Spring lives with her father aboard a run-down sail boat in the Florida Keys. She has lived a simple, carefree, and isolated life. She has never felt desire or love until Ashton joins them for a zany adventure involving buried treasure. In the end no treasure is found, only a long-sunken slaver. However, Spring finds love and a future husband.
Ashton, who is from a wealthy Philadelphia family and graduated from Harvard Law School, comes aboard the Sarah Tyler for some fishing. Instead, he becomes involved in a modern-day pirate adventure. He falls in love with Spring and envies her simple and honest lifestyle. Spring initially dislikes Ashton – a variation of Pride and Prejudice where boy meets girl and girl hates boy. At the end of the film, she realizes she loves him, and, against all sense of propriety, Ashton asks Spring to become his wife.

Cast

The film was based on a novel Satan by Henry de Vere Stacpoole which was published in 1921. The book was filmed in 1925 as Satan's Sister.
The film was announced in September 1963 as Miss Jude with both Mills attached from the beginning. Producer Alan Brown had been associate producer to Samuel Bronston and this would be his first film as production. It was the third movie John and Hayley Mills had made together after Tiger Bay and The Chalk Garden. John Mills said he wanted to use the title Close to the Wind but it was held by another studio.

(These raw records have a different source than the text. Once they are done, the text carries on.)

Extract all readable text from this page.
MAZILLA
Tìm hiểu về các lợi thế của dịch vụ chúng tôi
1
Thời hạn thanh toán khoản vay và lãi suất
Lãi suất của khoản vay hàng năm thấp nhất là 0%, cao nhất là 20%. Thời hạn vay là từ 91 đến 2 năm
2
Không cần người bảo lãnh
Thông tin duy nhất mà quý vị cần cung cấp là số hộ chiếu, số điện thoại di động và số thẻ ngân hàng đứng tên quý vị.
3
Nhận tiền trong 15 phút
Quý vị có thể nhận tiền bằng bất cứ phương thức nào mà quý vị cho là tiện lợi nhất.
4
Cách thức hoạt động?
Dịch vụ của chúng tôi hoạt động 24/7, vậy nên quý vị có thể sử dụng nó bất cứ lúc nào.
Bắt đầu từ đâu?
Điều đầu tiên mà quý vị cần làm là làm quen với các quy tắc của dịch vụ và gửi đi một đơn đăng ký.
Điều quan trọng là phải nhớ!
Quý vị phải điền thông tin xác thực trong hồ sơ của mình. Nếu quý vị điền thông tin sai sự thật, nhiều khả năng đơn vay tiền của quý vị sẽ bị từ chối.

Location shooting took place in S'Agaró on the Costa Brava in southern Spain and started 22 April 1964. The MGM-British complex at Elstree Studios was also used for some shooting. The film's sets were dersigned by the art director Gil Parrondo.
David Tomlinson later called it "a truly dreadful film but with my new-found Hollywood cachet I was billed as making a 'Guest Appearance' in nice big capital letters".
John Mills later wrote "if the picture had turned out to be half as good as the food, the wine, the time and the laughs we had on that location it would have been a sensation - unfortunately it wasn't."